Army brass visits fort, weighs in on draft, war
Success in Iraq and Afghanistan may require additional reserve forces, but not a draft, a top Army official said last week at Fort Leavenworth.
Gen. Richard A. Cody, vice chief of staff of the Army, was the guest of honor for the Command and General Staff College's first-ever winter graduation ceremony on Friday, Dec. 15. At a news conference before the event, he said that even in the 10 months since the officers began their training at the CGSC, there have been significant changes to the armed forces. But the training that the graduating majors have received is one of the key components to the strength of the armed forces.
"We're the finest army in the world because our stock in trade is leadership. Our stock in trade is adaptive, agile, educated leaders," Cody said. "I believe that's what's held this army together these last five years, is our investment in leader training."
But ensuring that all personnel are receiving the adequate training may require recruiting many new soldiers as well as mobilizing additional reserve troops, Cody said. Without them, it's harder to allow active troops time to return for additional training. And the situation is putting unnecessary stress on the armed forces - stress that could be relieved by more soldiers.

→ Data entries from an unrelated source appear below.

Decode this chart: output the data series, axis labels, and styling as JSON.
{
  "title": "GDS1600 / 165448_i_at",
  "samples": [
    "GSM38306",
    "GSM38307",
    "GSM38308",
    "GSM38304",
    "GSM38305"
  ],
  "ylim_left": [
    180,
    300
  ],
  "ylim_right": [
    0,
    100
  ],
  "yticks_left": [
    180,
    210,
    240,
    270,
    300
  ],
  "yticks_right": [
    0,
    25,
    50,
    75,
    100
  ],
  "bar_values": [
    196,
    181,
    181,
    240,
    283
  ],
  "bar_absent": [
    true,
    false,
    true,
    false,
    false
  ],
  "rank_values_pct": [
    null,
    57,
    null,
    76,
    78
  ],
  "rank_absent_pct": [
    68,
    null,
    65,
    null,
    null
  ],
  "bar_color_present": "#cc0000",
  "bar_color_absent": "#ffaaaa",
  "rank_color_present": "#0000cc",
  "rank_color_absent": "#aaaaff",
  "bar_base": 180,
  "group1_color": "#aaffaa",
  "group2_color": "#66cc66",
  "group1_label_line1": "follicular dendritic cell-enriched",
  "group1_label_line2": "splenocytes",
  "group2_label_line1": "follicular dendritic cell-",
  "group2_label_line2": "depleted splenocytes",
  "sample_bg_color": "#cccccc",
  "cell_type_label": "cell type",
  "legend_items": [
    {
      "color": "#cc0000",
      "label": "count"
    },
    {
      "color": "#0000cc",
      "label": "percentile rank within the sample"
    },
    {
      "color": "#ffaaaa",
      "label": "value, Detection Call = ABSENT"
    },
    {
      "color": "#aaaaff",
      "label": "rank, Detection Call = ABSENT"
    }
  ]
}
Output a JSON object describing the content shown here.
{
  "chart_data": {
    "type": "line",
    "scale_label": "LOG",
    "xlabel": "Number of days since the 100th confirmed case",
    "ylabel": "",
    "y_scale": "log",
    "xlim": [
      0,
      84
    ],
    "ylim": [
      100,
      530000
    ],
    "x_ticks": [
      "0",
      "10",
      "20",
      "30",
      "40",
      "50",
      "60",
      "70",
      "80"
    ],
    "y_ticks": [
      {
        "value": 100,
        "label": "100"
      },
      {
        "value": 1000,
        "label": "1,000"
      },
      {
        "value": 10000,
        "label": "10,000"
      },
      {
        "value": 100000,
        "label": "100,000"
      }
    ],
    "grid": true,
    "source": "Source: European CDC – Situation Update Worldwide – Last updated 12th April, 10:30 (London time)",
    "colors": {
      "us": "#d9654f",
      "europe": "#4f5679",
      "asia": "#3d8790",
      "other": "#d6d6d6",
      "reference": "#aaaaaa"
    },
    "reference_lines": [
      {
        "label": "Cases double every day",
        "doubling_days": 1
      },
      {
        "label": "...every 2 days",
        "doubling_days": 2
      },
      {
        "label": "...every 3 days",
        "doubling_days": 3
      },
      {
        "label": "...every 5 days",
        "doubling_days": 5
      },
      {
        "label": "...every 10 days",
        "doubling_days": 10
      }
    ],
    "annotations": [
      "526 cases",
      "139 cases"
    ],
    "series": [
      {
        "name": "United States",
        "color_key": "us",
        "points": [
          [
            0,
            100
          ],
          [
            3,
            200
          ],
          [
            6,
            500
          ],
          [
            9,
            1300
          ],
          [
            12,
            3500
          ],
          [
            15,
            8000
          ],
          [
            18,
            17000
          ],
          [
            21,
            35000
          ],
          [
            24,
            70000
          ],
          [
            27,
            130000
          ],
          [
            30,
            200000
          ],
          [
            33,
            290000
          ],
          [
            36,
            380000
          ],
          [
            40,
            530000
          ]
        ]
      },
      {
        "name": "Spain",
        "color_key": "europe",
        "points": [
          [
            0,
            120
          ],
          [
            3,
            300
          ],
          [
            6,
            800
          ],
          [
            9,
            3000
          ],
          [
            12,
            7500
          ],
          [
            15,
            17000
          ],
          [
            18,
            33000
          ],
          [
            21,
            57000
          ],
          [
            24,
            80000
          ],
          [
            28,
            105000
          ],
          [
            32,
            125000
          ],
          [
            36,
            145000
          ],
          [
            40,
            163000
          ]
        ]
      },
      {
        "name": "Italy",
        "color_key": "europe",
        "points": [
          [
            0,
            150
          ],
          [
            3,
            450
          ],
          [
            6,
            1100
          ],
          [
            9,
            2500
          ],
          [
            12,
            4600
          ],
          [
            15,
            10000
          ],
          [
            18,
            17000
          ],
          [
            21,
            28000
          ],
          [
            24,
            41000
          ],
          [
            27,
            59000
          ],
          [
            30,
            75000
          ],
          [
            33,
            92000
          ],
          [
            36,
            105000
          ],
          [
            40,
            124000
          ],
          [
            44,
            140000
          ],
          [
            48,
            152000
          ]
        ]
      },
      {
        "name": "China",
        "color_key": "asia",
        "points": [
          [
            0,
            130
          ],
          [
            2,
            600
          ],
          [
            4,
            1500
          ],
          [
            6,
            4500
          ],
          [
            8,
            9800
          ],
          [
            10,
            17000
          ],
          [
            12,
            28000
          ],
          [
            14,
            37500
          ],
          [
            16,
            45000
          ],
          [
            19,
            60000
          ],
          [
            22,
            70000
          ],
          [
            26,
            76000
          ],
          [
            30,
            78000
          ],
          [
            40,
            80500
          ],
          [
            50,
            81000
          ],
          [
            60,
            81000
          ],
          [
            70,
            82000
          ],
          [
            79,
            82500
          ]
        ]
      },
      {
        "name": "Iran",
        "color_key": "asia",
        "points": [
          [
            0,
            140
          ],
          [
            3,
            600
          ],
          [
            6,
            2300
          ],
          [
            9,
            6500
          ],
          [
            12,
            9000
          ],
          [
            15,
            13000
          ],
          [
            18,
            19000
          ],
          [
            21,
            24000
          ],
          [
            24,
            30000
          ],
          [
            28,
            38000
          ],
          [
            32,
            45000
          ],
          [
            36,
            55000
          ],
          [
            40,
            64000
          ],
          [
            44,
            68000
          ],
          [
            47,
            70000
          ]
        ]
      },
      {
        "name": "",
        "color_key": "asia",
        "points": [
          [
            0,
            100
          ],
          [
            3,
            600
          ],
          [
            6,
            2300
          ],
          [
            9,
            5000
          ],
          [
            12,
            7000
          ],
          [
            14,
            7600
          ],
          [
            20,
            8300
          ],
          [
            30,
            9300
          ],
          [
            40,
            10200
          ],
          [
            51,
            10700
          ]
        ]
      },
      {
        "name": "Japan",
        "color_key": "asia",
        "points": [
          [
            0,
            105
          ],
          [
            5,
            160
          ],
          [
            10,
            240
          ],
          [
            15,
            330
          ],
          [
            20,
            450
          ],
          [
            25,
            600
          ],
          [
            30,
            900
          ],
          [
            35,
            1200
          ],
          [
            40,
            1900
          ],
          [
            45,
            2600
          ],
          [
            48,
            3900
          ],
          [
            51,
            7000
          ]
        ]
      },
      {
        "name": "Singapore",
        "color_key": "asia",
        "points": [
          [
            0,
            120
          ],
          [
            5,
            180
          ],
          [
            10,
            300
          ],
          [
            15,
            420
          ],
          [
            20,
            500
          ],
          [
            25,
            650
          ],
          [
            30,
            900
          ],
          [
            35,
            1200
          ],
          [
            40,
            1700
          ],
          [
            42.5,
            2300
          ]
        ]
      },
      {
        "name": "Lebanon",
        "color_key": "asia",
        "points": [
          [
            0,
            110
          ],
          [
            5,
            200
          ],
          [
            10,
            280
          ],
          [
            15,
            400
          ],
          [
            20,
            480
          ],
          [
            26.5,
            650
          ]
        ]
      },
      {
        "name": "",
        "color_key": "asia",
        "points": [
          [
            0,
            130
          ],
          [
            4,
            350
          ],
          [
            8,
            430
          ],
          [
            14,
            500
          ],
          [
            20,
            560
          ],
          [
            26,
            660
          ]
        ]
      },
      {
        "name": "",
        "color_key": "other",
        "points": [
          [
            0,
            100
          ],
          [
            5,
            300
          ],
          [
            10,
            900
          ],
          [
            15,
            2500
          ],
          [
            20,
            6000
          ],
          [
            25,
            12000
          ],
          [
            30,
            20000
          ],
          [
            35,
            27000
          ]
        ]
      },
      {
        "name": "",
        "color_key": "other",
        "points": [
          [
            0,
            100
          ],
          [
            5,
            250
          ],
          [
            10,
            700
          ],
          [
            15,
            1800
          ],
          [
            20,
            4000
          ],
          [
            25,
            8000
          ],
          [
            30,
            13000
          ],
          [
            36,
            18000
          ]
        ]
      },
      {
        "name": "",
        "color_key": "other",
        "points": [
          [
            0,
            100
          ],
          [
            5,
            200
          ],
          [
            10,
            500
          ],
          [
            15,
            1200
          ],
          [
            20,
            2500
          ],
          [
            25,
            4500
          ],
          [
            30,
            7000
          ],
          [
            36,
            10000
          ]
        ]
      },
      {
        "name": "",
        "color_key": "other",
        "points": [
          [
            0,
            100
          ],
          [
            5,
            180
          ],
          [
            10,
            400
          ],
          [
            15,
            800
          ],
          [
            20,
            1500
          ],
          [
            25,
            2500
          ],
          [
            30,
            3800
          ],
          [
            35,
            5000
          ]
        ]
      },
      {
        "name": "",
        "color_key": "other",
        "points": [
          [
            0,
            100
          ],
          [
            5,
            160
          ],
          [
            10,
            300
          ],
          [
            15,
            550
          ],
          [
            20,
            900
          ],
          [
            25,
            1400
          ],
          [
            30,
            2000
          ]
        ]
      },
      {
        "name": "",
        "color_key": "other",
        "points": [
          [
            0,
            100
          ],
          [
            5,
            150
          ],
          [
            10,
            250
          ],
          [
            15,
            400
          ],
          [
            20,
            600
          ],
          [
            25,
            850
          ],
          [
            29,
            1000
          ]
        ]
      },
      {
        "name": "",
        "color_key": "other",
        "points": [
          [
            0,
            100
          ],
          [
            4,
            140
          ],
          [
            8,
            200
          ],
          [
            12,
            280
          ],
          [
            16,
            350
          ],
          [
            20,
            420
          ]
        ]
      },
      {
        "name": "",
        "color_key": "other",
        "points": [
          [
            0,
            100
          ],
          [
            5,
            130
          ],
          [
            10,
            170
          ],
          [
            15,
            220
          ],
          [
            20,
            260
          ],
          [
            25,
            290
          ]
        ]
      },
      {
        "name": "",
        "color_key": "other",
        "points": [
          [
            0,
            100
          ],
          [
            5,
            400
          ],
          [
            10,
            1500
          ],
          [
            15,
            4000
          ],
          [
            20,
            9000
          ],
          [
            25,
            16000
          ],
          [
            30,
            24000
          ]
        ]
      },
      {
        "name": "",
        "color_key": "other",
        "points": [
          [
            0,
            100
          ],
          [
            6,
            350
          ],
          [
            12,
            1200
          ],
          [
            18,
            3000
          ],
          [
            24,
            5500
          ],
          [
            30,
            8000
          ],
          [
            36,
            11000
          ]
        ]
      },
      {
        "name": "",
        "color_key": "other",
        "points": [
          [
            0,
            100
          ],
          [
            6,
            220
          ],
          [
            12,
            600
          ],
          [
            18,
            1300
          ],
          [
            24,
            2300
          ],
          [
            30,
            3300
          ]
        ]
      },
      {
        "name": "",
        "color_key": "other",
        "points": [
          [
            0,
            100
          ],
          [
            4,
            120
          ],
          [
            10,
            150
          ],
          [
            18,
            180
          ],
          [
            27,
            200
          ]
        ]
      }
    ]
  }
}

"We're talking to the administration and talking to the Department of Defense about growing the Army a lot faster than we have been growing. Just because we see this as a long fight - a long struggle - not just centered on Iraq and Afghanistan, but certainly in that region and in other places."
Lt. Gen. David H. Petraeus, commander of the CGSC, said steps already were being taken to bolster the quality and quantity of training for those preparing for combat deployment. The program established by Cody and the Army's chief of staff to commit the 1st Infantry Division at Fort Riley to training military transition teams before they deploy is a major indicator, Petraeus said.
"That's one of our Army's 10 active divisions devoted to the preparation of these transition team members, and I think it represents a huge investment in that particular effort and therefore shows the emphasis that's being placed on it," Petraeus said.
Additional troops would ensure more thorough preparation by allowing soldiers returning from combat more time to retrain. The current 13-month cycle of combat deployment and retraining needs to be closer to a 24-month cycle, Cody said.
"We're spinning the active force so much we're not training them for full-spectrum operations right now, because you don't have time. That doesn't leave us with enough strategic readiness and strategic reserve," Cody said. "So that's why we're going forth and saying we need to raise the end strength of the Army. Not just active, but also in the guard and in the reserves, so that we can build some buffer there for them and not wear them out at the same time."
Cody, a four-star general and alumnus of the CGSC, said the younger officers who graduated on Dec. 15 exemplified the commitment, sacrifice and perseverance that was the strength of a volunteer army. But motivating more people to join is critical to ongoing success, he said.
"We need to get this nation mobilized for war," Cody said. "I wake up every morning thanking God that we have the soldiers who have signed up after 9-11 and those who have re-enlisted after 9-11 knowing full well that they are enlisting in an army or re-enlisting in an army that is going to deploy them to combat.
"The problem is we don't have enough of America doing that."